FOR IMMEDIATE RELEASE
March 23, 2009
State DNR awarded ‘Outstanding Conservation Partner’ by Skagit Land Trust
OLYMPIA – Skagit Land Trust has named the Washington State Department of Natural Resources (DNR) its Outstanding Conservation Partner. This annual award given by Skagit Land Trust seeks to recognize a partner who displays strong collaborative conservation approaches that help to protect threatened Skagit lands. Craig Calhoon of the DNR Conservation Lands Acquisition Program and Paul McFarland of the DNR Northwest Region office accepted the award on behalf of the agency.
“This award from the Skagit Land Trust recognizes the practical, problem-solving approach DNR is taking with the Land Trust and others who want to protect our state’s most viable forestlands and wildlife habitat from threats of conversion,” said Peter Goldmark, State Commissioner of Public Land.
“DNR takes a practical approach and “can-do” attitude, and this has resulted in numerous conservation successes on projects we have collaborated on,” said Martha Bray, Skagit Land Trust’s conservation director, when presenting the award. “Many of the projects we have worked on with DNR are quite complicated or include some challenging obstacles, but DNR is always willing to work with us to find good solution.”
The Land Trust cites several examples including:
- This past year, sponsoring a land acquisition grant from the US Fish and Wildlife Service to help fund the protection of a 43-acre property crossed by Barr Creek below Sauk Mountain.
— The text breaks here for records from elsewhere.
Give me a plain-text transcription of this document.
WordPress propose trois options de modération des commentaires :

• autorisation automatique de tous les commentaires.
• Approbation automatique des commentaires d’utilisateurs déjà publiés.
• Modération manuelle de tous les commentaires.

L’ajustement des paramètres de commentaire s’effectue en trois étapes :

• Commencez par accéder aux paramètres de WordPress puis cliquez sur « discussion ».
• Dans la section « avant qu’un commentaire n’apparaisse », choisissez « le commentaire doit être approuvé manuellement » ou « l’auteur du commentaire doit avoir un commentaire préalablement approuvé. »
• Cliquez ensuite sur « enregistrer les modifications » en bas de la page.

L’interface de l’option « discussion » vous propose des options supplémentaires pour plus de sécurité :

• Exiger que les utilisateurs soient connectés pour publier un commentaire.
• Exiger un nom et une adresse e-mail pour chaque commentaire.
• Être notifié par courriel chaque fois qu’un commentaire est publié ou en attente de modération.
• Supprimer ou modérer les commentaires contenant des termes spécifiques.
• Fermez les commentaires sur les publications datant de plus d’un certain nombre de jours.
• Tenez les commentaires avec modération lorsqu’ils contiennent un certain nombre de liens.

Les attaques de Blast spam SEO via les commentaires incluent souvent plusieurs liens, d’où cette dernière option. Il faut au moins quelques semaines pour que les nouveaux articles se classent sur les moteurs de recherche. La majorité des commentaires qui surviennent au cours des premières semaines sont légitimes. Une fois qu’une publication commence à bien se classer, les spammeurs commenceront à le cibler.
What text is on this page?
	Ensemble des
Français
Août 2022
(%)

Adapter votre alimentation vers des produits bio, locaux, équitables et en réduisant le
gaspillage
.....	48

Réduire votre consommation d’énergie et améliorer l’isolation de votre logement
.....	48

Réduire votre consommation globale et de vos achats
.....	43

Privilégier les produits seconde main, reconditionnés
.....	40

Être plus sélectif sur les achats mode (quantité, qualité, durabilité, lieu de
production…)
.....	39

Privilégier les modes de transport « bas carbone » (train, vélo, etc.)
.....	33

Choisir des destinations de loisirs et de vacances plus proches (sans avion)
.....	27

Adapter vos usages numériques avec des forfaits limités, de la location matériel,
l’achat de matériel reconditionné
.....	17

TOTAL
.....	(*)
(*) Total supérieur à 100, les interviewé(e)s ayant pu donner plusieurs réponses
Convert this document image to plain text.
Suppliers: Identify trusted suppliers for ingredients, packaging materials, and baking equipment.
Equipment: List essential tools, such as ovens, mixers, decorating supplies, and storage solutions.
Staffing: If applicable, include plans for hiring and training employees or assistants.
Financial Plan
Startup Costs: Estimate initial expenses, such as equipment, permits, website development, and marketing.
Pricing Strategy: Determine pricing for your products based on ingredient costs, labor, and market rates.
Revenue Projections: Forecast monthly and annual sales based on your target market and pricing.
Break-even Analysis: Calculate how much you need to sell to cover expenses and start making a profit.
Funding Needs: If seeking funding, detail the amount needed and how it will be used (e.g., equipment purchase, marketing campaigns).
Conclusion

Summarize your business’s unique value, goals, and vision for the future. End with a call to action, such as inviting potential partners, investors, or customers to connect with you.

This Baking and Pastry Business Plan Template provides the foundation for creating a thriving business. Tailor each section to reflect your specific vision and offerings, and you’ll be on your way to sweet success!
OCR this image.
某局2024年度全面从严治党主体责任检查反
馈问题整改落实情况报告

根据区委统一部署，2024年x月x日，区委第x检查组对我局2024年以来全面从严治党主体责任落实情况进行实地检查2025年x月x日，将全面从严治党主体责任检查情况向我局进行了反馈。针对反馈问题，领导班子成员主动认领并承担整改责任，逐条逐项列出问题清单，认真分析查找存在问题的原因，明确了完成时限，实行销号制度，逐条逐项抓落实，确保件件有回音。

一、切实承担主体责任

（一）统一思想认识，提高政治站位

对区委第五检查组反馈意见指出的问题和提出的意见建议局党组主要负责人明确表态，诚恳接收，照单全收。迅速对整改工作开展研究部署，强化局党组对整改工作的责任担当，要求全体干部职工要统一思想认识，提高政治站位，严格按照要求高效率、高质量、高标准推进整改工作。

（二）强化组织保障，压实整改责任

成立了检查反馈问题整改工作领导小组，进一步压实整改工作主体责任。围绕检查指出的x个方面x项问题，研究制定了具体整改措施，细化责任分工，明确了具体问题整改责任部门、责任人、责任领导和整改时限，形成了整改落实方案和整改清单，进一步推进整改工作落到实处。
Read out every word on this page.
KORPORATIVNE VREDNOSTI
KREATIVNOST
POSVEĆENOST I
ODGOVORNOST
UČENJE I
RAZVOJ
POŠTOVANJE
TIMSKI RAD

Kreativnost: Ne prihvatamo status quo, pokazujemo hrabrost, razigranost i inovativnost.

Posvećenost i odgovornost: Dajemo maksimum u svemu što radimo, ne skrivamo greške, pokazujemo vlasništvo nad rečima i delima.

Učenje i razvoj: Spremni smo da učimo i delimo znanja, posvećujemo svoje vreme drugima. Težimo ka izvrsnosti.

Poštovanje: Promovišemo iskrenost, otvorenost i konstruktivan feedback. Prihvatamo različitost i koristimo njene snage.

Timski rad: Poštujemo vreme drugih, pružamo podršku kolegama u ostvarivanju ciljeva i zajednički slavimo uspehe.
This unique forested property is now owned by Skagit Land Trust, and DNR holds a conservation easement on it. It will be managed to benefit endangered species in perpetuity.
- Finding a way to do a conservation lease on Skagit Land Trust’s Hurn Field property in 2001, when it was discovered that a portion of the land it was proposing to restore for riparian habitat lay in the historic river bed and, thus, owned by the State and managed by DNR.
- Working together to transfer more than 530 acres of submerged lands in Fidalgo Bay into public ownership. The grant required that DNR accept the tidelands encumbered by a conservation easement held by Skagit Land Trust. This had never been done before but DNR found a way to do it.
- Convening the Blanchard Strategies Group to help find a solution and agreement between disparate interests on the future of state lands on Blanchard Mountain. This agreement includes DNR’s purchase of working forestlands at risk of conversion to non-forestry uses.
- Working tirelessly to conserve Cypress Island as both a Natural Resources Conservation Area and Natural Area Preserve and pursuing opportunities to protect properties brought to DNR’s attention by Skagit Land Trust and other groups.
“All of these examples exemplify collaboration and partnership through DNR’s combination of creative problem-solving, keeping the goal of conservation ahead of getting recognition or credit, flexibility, thinking outside of the box, and hard work and perseverance,” said Molly Doran, Skagit Land Trust’s executive director. “We are extremely fortunate to have the DNR in the Skagit as such a strong conservation partner.”
Skagit Land Trust
Skagit Land Trust conserves lands vital to Skagit County's natural heritage for the benefit of our community and as a legacy for future generations. This mission is accomplished through voluntary conservation methods including land purchases and permanent conservation agreements with landowners. Once land is protected, staff and volunteers restore and maintain the Trust’s conservation areas. The Trust has protected 5,500 acres in Skagit County. For more information, contact the Trust at www.skagitlandtrust.org .
DNR managing public lands
DNR manages millions of acres of state trust lands to raise money for the construction of public schools, colleges and universities, prisons, and other institutions and to help pay for hospitals, libraries, and other services in several counties. DNR also manages about 130,000 acres in state Natural Area Preserves and Natural Resources Conservation Areas, and partners with local land trusts on other conservation land acquisition projects throughout the state.
Goldmark is the state’s 13th Commissioner of Public Lands and the first from Eastern Washington.